Obasanjo Criticizes Court Verdicts Removing 3 Governors

Obasanjo expressed his strong disapproval of a system where a small number of judges can overturn the decisions of millions of voters

Former President Olusegun Obasanjo has raised concerns about recent court decisions sacking three governors, asserting that the power held by a handful of judges to overturn the will of millions of voters is “totally unacceptable.”

Recent events have seen the removal of three governors through court verdicts, a development that has sparked controversy and raised questions about the role of the judiciary in electoral matters. The decisions, while ostensibly grounded in legal considerations, have drawn the attention of political observers and prominent figures like Olusegun Obasanjo.

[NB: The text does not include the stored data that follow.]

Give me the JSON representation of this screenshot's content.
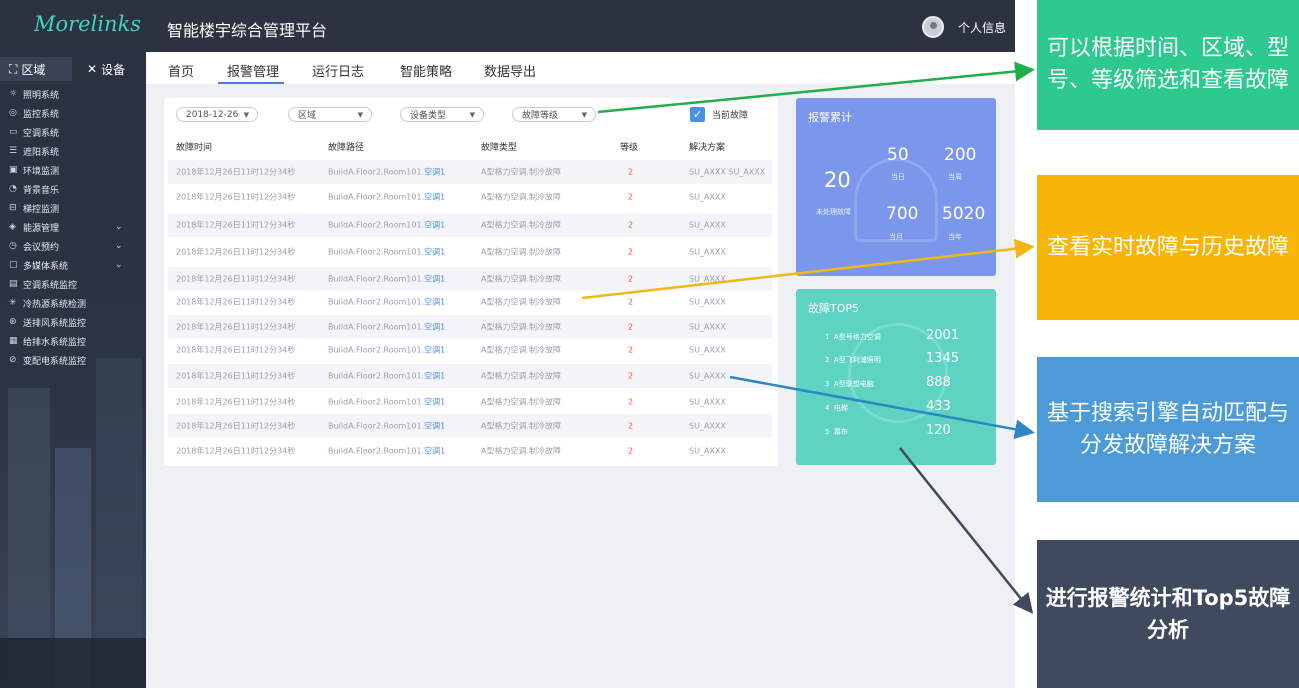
{
  "header": {
    "logo": "Morelinks",
    "title": "智能楼宇综合管理平台",
    "user_label": "个人信息"
  },
  "sidebar": {
    "tabs": [
      {
        "icon": "区域-icon",
        "label": "区域"
      },
      {
        "icon": "tools-icon",
        "label": "设备"
      }
    ],
    "items": [
      {
        "label": "照明系统"
      },
      {
        "label": "监控系统"
      },
      {
        "label": "空调系统"
      },
      {
        "label": "遮阳系统"
      },
      {
        "label": "环境监测"
      },
      {
        "label": "背景音乐"
      },
      {
        "label": "梯控监测"
      },
      {
        "label": "能源管理"
      },
      {
        "label": "会议预约"
      },
      {
        "label": "多媒体系统"
      },
      {
        "label": "空调系统监控"
      },
      {
        "label": "冷热源系统检测"
      },
      {
        "label": "送排风系统监控"
      },
      {
        "label": "给排水系统监控"
      },
      {
        "label": "变配电系统监控"
      }
    ]
  },
  "nav": {
    "tabs": [
      "首页",
      "报警管理",
      "运行日志",
      "智能策略",
      "数据导出"
    ],
    "active": "报警管理"
  },
  "filters": {
    "date": "2018-12-26",
    "area": "区域",
    "device_type": "设备类型",
    "fault_level": "故障等级",
    "current_fault_label": "当前故障",
    "current_fault_checked": true
  },
  "table": {
    "headers": [
      "故障时间",
      "故障路径",
      "故障类型",
      "等级",
      "解决方案"
    ],
    "rows": [
      {
        "time": "2018年12月26日11时12分34秒",
        "path": "BuildA.Floor2.Room101.",
        "device": "空调1",
        "type": "A型格力空调.制冷故障",
        "level": "2",
        "solution": "SU_AXXX SU_AXXX"
      },
      {
        "time": "2018年12月26日11时12分34秒",
        "path": "BuildA.Floor2.Room101.",
        "device": "空调1",
        "type": "A型格力空调.制冷故障",
        "level": "2",
        "solution": "SU_AXXX"
      },
      {
        "time": "2018年12月26日11时12分34秒",
        "path": "BuildA.Floor2.Room101.",
        "device": "空调1",
        "type": "A型格力空调.制冷故障",
        "level": "2",
        "solution": "SU_AXXX"
      },
      {
        "time": "2018年12月26日11时12分34秒",
        "path": "BuildA.Floor2.Room101.",
        "device": "空调1",
        "type": "A型格力空调.制冷故障",
        "level": "2",
        "solution": "SU_AXXX"
      },
      {
        "time": "2018年12月26日11时12分34秒",
        "path": "BuildA.Floor2.Room101.",
        "device": "空调1",
        "type": "A型格力空调.制冷故障",
        "level": "2",
        "solution": "SU_AXXX"
      },
      {
        "time": "2018年12月26日11时12分34秒",
        "path": "BuildA.Floor2.Room101.",
        "device": "空调1",
        "type": "A型格力空调.制冷故障",
        "level": "2",
        "solution": "SU_AXXX"
      },
      {
        "time": "2018年12月26日11时12分34秒",
        "path": "BuildA.Floor2.Room101.",
        "device": "空调1",
        "type": "A型格力空调.制冷故障",
        "level": "2",
        "solution": "SU_AXXX"
      },
      {
        "time": "2018年12月26日11时12分34秒",
        "path": "BuildA.Floor2.Room101.",
        "device": "空调1",
        "type": "A型格力空调.制冷故障",
        "level": "2",
        "solution": "SU_AXXX"
      },
      {
        "time": "2018年12月26日11时12分34秒",
        "path": "BuildA.Floor2.Room101.",
        "device": "空调1",
        "type": "A型格力空调.制冷故障",
        "level": "2",
        "solution": "SU_AXXX"
      },
      {
        "time": "2018年12月26日11时12分34秒",
        "path": "BuildA.Floor2.Room101.",
        "device": "空调1",
        "type": "A型格力空调.制冷故障",
        "level": "2",
        "solution": "SU_AXXX"
      },
      {
        "time": "2018年12月26日11时12分34秒",
        "path": "BuildA.Floor2.Room101.",
        "device": "空调1",
        "type": "A型格力空调.制冷故障",
        "level": "2",
        "solution": "SU_AXXX"
      },
      {
        "time": "2018年12月26日11时12分34秒",
        "path": "BuildA.Floor2.Room101.",
        "device": "空调1",
        "type": "A型格力空调.制冷故障",
        "level": "2",
        "solution": "SU_AXXX"
      }
    ]
  },
  "alarm_stats": {
    "title": "报警累计",
    "unresolved": "20",
    "unresolved_label": "未处理故障",
    "today": "50",
    "today_label": "当日",
    "week": "200",
    "week_label": "当周",
    "month": "700",
    "month_label": "当月",
    "year": "5020",
    "year_label": "当年"
  },
  "top5": {
    "title": "故障TOP5",
    "items": [
      {
        "rank": "1",
        "name": "A型号格力空调",
        "value": "2001"
      },
      {
        "rank": "2",
        "name": "A型飞利浦照明",
        "value": "1345"
      },
      {
        "rank": "3",
        "name": "A型联想电脑",
        "value": "888"
      },
      {
        "rank": "4",
        "name": "电梯",
        "value": "433"
      },
      {
        "rank": "5",
        "name": "幕布",
        "value": "120"
      }
    ]
  },
  "annotations": [
    "可以根据时间、区域、型号、等级筛选和查看故障",
    "查看实时故障与历史故障",
    "基于搜索引擎自动匹配与分发故障解决方案",
    "进行报警统计和Top5故障分析"
  ],
  "colors": {
    "accent_teal": "#3fd5c2",
    "stat_card": "#7b97ec",
    "top5_card": "#5fd3c2",
    "level_red": "#f05a3a",
    "link_blue": "#4a90e2",
    "note_green": "#2ec98f",
    "note_orange": "#f8b508",
    "note_blue": "#4d9ad8",
    "note_dark": "#3f4a5e"
  }
}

Obasanjo questions the legitimacy of such decisions, emphasizing concerns about a minority of judges having the final say in elections

Former President Olusegun Obasanjo criticizes recent court decisions sacking governors, denouncing the power of a few judges to overturn voter decisions

At the heart of Obasanjo’s criticism is the issue of legitimacy. In a democratic system, the legitimacy of government officials is derived from the consent of the governed through elections. When court decisions intervene to remove elected leaders, it raises questions about whether such decisions align with the democratic principles of representation and the will of the people. Obasanjo’s critique challenges the idea that a minority of judges should hold the authority to nullify the outcomes of elections.

The judiciary plays a crucial role in upholding the rule of law and ensuring justice in a democratic society. However, the recent removal of governors through judicial decisions has prompted a reevaluation of the balance between the judiciary’s role and the democratic process. While the judiciary serves as a check and balance, questions arise when its decisions have the potential to override the electoral choices made by the people.

Obasanjo’s remarks come in the wake of the Court of Appeal’s ongoing judgments on electoral disputes stemming from the 2023 elections in Nigeria. Last week, the court ruled to remove governors Dauda Lawal of Zamfara State, Abba Kabir Yusuf of Kano, and Caleb Mutfwang of Plateau in separate judgments, sparking mixed reactions.

Addressing the issue at a high-level consultation on Rethinking Western Liberal Democracy in Africa held at the Green Resort Legacy in Abeokuta, Ogun State, Obasanjo criticized what he termed “cathedral pronouncements” by the judges.

In his statement, Obasanjo expressed his strong disapproval of a system where a small number of judges can overturn the decisions of millions of voters. He questioned the legitimacy of such decisions, where a minority of judges has the final say on electoral outcomes.

“I believe whatever form of democracy we have, three or four men in the judiciary should not be able to overturn the decisions of millions that have voted,” Obasanjo remarked. “It’s totally unacceptable that there are millions of votes—maybe 10 million on one side, maybe 9 million on the other side. Then, you have five people sitting down; three of them agree, and two disagree. And you come up and make cathedral pronouncements that cannot be changed; I believe that should not be accepted.”

Renowned human rights activist Femi Falana (SAN) echoed Obasanjo’s concerns, emphasizing the need to curb the judiciary’s influence on elections. Falana criticized the recent trend of courts sanctioning voters and depriving them of their rights based on the errors of electoral officers, citing the Kano gubernatorial dispute as an example.